Rafael Devers surging as Red Sox find offensive stride

Things looked bleak for the Red Sox after a mini-sweep at the hands of New York Yankees just under a month ago. The offense had been anemic most of the season, the rotation getting rocked on the mound, and the bullpen had just blown a late lead to lose the series. If the team was going to turn things around, somebody (virtually everybody) at the plate had to step up. Somebody had to catch fire. Rafael Devers surging at the plate was just what the doctor ordered for the resilient Sox.

Rafael Devers surging at the plate has helped carry a revitalized offenseRafael Devers surging

Since that frustrating New York series, the Sox have responded to go 16-6 over their last 22 games. A major factor in that has been the brilliant hitting of Devers. While not showcasing tremendous power, the 22-year-old has instead broken out and piled on the hits. Devers left New York hitting .262 with a .659 OPS. Since then, the young stud has risen his average 74 points and his OPS a whopping 205. Over those 22 games, Devers has ripped multiple hits in 11 of them, including back-to-back-to-back three hit performances over the weekend. He’s driven in 19 of his 21 RBI, with seven coming in just his previous three games. Not to mention, he also leads the team with five stolen bases on the year.

It’s no secret that the impact Devers has on the middle to bottom of the order has put him at the forefront of run production. Among the club, Devers ranks first in games played (41, the only player to appear in every game), hits (50), doubles (12), average (.336), and ranks second in on base percentage (.408). His OBP against right-handed pitchers is a staggering .444. If there was any doubt of whether or not he could pull out of his early season scuffling, it has been put to rest. The third-year player is giving new meaning to the term “hot corner.”

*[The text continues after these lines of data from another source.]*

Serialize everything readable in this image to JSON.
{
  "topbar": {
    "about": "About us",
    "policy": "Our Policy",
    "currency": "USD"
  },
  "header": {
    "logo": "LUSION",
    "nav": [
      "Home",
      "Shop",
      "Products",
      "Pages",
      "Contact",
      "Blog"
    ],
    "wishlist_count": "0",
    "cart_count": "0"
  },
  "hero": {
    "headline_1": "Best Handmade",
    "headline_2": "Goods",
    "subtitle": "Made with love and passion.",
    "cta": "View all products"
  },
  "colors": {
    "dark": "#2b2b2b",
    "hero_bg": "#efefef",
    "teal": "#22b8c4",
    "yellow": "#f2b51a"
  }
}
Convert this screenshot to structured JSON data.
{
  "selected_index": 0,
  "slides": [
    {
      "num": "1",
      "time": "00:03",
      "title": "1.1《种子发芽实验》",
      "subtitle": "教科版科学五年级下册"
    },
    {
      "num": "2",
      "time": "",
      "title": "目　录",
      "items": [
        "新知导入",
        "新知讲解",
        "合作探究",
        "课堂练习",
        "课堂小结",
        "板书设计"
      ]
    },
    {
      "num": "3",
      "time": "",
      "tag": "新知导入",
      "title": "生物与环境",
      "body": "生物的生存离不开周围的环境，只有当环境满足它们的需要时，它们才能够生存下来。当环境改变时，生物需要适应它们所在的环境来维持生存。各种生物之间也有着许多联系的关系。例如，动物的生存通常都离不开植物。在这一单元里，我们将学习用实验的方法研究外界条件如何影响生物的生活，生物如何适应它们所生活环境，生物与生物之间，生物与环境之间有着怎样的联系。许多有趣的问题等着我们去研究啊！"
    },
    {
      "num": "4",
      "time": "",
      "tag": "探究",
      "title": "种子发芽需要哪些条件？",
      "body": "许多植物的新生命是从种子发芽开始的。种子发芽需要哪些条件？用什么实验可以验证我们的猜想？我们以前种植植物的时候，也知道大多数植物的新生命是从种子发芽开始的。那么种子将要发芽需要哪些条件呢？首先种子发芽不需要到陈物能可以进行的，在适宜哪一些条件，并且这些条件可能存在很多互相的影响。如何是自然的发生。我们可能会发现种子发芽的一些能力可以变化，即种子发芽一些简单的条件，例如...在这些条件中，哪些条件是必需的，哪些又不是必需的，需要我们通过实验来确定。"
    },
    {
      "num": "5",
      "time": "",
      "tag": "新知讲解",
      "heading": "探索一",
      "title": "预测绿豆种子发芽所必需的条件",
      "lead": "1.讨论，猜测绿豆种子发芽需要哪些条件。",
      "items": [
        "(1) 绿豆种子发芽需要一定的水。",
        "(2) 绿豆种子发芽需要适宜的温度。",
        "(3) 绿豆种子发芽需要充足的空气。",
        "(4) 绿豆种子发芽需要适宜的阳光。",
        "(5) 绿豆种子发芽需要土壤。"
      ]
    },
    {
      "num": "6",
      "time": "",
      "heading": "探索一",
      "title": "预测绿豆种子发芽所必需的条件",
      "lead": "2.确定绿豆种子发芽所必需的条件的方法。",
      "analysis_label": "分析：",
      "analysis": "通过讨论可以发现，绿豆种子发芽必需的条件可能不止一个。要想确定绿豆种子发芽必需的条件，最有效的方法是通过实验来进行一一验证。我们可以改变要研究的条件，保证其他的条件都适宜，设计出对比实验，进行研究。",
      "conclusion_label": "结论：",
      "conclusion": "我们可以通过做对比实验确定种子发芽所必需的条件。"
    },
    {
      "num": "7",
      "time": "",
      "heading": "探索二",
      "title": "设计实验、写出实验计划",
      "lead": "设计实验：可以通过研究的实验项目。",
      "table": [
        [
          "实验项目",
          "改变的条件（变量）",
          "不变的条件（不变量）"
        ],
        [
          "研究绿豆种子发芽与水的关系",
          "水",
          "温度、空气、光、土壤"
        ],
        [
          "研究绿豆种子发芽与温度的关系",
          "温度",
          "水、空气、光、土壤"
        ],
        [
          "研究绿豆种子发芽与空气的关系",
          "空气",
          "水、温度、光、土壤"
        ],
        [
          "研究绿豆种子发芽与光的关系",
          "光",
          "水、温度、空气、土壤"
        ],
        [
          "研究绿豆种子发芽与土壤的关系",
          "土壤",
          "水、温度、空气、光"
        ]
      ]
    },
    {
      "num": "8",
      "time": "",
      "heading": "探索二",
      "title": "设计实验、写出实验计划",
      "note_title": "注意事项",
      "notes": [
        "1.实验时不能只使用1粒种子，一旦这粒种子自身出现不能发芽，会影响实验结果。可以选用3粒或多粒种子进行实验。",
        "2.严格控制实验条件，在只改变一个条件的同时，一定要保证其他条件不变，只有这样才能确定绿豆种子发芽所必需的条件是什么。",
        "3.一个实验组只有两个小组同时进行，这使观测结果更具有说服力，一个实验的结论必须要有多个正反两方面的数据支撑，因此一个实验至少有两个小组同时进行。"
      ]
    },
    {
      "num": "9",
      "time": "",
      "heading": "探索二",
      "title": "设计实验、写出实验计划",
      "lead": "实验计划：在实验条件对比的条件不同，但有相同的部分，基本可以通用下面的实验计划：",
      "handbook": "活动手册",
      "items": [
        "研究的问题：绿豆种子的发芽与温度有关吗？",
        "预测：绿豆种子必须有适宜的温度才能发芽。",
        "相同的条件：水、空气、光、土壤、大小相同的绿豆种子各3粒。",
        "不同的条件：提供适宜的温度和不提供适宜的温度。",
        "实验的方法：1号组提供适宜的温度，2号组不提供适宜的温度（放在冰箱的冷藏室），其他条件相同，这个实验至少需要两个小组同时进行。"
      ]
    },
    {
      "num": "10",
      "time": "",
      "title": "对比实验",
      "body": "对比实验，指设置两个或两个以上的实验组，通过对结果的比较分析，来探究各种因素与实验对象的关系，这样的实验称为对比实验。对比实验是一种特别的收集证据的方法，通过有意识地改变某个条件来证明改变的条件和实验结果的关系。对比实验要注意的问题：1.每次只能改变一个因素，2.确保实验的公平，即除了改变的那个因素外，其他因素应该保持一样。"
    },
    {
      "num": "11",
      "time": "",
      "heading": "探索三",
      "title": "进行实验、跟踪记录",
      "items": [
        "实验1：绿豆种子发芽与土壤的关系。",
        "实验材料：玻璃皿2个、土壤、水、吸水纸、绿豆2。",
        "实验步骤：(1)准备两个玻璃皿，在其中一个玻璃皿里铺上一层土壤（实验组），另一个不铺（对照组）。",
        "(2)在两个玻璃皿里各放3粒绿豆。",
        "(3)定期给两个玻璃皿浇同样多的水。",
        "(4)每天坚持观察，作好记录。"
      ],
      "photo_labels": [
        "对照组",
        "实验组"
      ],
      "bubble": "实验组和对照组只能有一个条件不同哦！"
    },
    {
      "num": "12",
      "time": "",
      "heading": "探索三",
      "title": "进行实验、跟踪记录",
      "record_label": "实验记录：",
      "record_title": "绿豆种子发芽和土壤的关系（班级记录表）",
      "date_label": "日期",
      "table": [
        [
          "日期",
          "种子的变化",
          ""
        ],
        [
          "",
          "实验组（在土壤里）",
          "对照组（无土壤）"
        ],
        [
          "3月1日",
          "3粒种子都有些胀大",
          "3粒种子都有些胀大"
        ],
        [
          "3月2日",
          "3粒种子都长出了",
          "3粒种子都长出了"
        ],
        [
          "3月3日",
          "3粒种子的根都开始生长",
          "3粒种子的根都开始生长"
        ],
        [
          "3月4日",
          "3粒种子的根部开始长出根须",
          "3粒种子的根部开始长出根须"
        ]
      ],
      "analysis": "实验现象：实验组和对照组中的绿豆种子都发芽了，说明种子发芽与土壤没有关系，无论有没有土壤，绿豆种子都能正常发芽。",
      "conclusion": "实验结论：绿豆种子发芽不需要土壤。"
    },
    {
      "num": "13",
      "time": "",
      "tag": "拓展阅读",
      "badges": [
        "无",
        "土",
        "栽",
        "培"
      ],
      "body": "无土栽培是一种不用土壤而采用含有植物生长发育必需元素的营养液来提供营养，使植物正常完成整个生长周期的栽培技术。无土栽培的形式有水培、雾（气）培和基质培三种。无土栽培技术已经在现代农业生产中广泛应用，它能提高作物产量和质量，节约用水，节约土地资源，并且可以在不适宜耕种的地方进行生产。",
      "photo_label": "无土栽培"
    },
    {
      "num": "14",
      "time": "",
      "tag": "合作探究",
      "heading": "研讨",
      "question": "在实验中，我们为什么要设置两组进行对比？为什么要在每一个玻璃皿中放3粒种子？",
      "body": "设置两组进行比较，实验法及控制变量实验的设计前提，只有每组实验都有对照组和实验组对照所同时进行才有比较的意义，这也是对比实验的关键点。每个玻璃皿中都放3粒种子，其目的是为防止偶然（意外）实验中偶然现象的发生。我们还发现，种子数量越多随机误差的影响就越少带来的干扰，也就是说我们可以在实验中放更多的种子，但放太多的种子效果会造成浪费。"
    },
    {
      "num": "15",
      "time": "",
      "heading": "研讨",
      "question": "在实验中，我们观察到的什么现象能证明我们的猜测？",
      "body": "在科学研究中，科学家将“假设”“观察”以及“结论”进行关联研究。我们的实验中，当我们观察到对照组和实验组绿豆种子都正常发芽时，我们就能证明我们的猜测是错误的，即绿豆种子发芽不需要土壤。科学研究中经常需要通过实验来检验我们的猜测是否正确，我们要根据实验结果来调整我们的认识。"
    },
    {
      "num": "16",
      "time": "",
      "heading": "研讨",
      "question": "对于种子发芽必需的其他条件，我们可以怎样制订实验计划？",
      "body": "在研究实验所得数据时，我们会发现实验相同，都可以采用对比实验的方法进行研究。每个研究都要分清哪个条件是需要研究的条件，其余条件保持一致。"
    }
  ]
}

This year’s strides make sense of Devers’ sophomoric struggles last season

In 2018, Devers failed to adjust back to the league once the league figured out how to throw to him. He struck out 121 times to just 44 walks, plate discipline and the high fastball often representing a problem. An average below .250 and an OPS below .800 certainly did not help either. But so far this season, his ratio has improved considerably, having struck out just 24 times to 19 walks.

With Miguel Andujar struggling for the Yankees, Devers has a real opportunity to thrust himself into the conversation for the best third baseman in the division. He might even be competing to make that claim across the AL, Among qualifiers, Devers ranks first in average, tied for third in hits, and fourth in OBP. If Devers can continue this torrid stretch, then the sky is the limit for the young third baseman.